The Hawthorne, Wilson Point, and Victory Villa services were incorporations of the defunct Rosedale Passenger Lines, which provided shuttle services to Route 23.

Over the years, Route 23 was heavily criticized. Riders complained of overcrowded buses, that the route was slow and unreliable, and that service to certain communities was sparsely provided.

MTA was able to address some of these concerns.

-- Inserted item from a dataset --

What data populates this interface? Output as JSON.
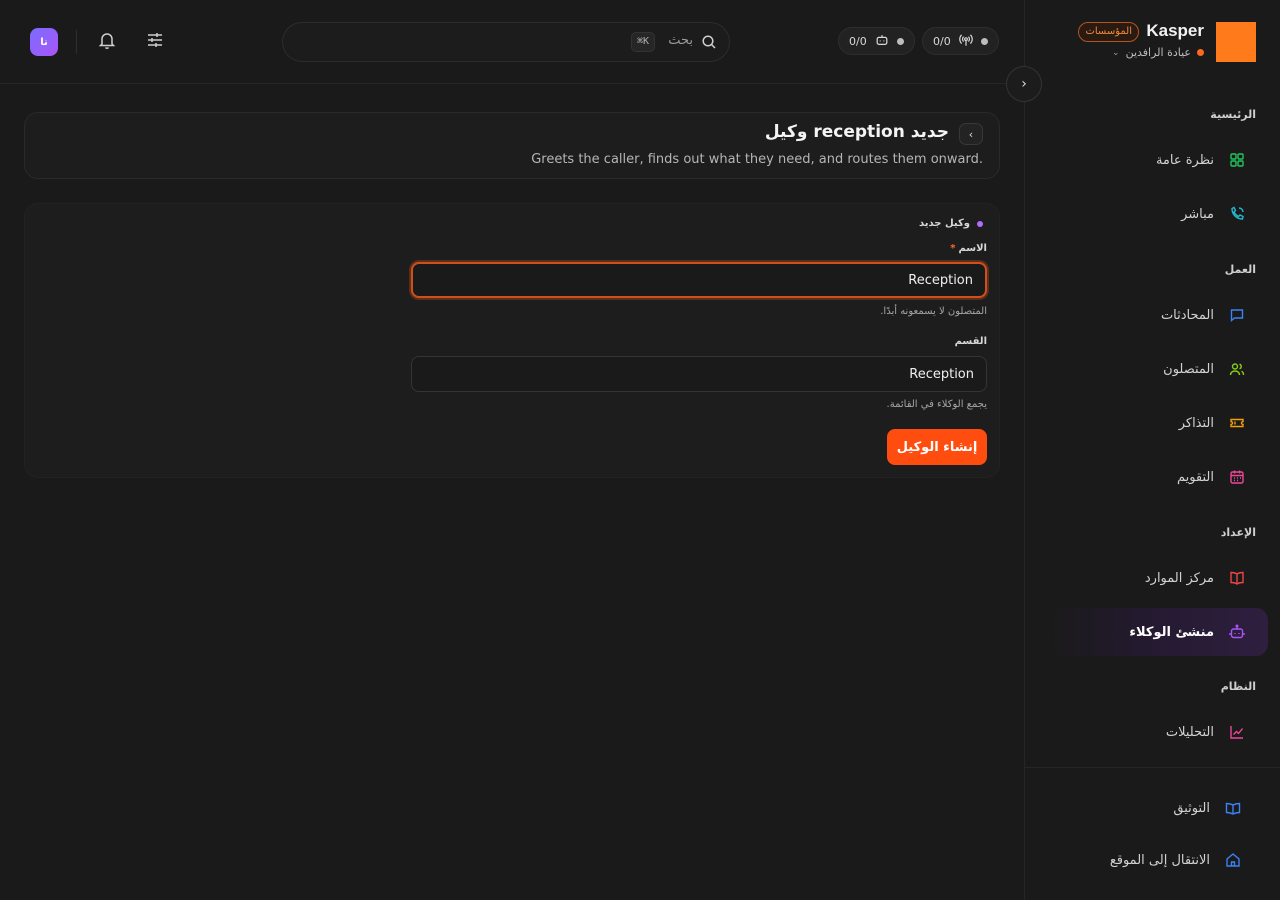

During the 1990s, additional trips were added on certain heavily used branches. In addition, Oliver Beach service, which operated to the farthest point from downtown, was moved to the express Route 160 for faster service, and selected Route 160 trips operated from Fox Ridge. In 1993, Route 24 was also modified to provide additional midday and weekend service to Victory Villa, from which riders could transfer to Route 23 to travel downtown.

In 2005, as part of the Greater Baltimore Bus Initiative, a comprehensive overhaul for the region's transit system, Route 23 faced numerous changes.

Initially, it was planned that the line would operate from Catonsville to Fox Ridge on all trips, with all other branches eliminated or replaced by other lines. Riders on the Middle River and Victory Villa branches were directed to transfer to/from Route 24, and all other riders were expected to walk to Eastern or Edmondson Avenues. However, after public outcry, the Wildwood branch was retained.

The line also saw routing changes in the downtown area, and in East Baltimore. The route downtown was shifted from Saratoga Street to Fayette and Baltimore Streets, depending on the direction of travel, and in East Baltimore, service was shifted from Grundy/Haven Streets to Bayview Boulevard in order to serve Johns Hopkins Bayview Medical Center.

In addition, the line's frequency was cut virtually in half at most times. Rush hour service, which had operated every 7–8 minutes, was reduced to one bus every 15 minutes. Midday service, which had operated every 10–12 minutes, was reduced to one bus every 15 minutes. Saturday service was reduced from 15 to 30 minutes, and Sunday service from 30 minutes to hourly.

The cost savings generated from the reduction in service was used to operate a new, limited-stop service known as Route 40 (now "QuickBus"). The line, which overlaps on much of the route, but serves the Security Boulevard corridor rather than Catonsville, provides limited-stop service for faster travel. MTA believed that operating such a service would absorb much of Route 23's ridership while improving bus service over the corridor.

The overhaul of Route 23, which took effect on October 23, 2005, was not met pleasantly by riders. Many complained about the reduction in service while Route 40 did not stop near their streets, and did not meet their needs in any way. Also, some complained about routing changes. Most notably, businesses along Saratoga Street in downtown Baltimore reported a massive loss in customers who waited for buses near their shops.

MTA responded to complaints about the Saratoga Street losses. On February 26, 2006, the no. 23 was once again modified to serve the small businesses on Saratoga Street while retaining part of its new route on the Fayette/Baltimore Street corridor.

In August 2026, construction began to install bus lanes along the route of the proposed Red Line to improve service on the CityLink Orange, CityLink Blue, and QuickLink 40 routes.

==In popular culture==

Detective Jimmy McNulty rides the 23 Edmondson Village bus to a crime scene in season 5 episode 2 of The Wire.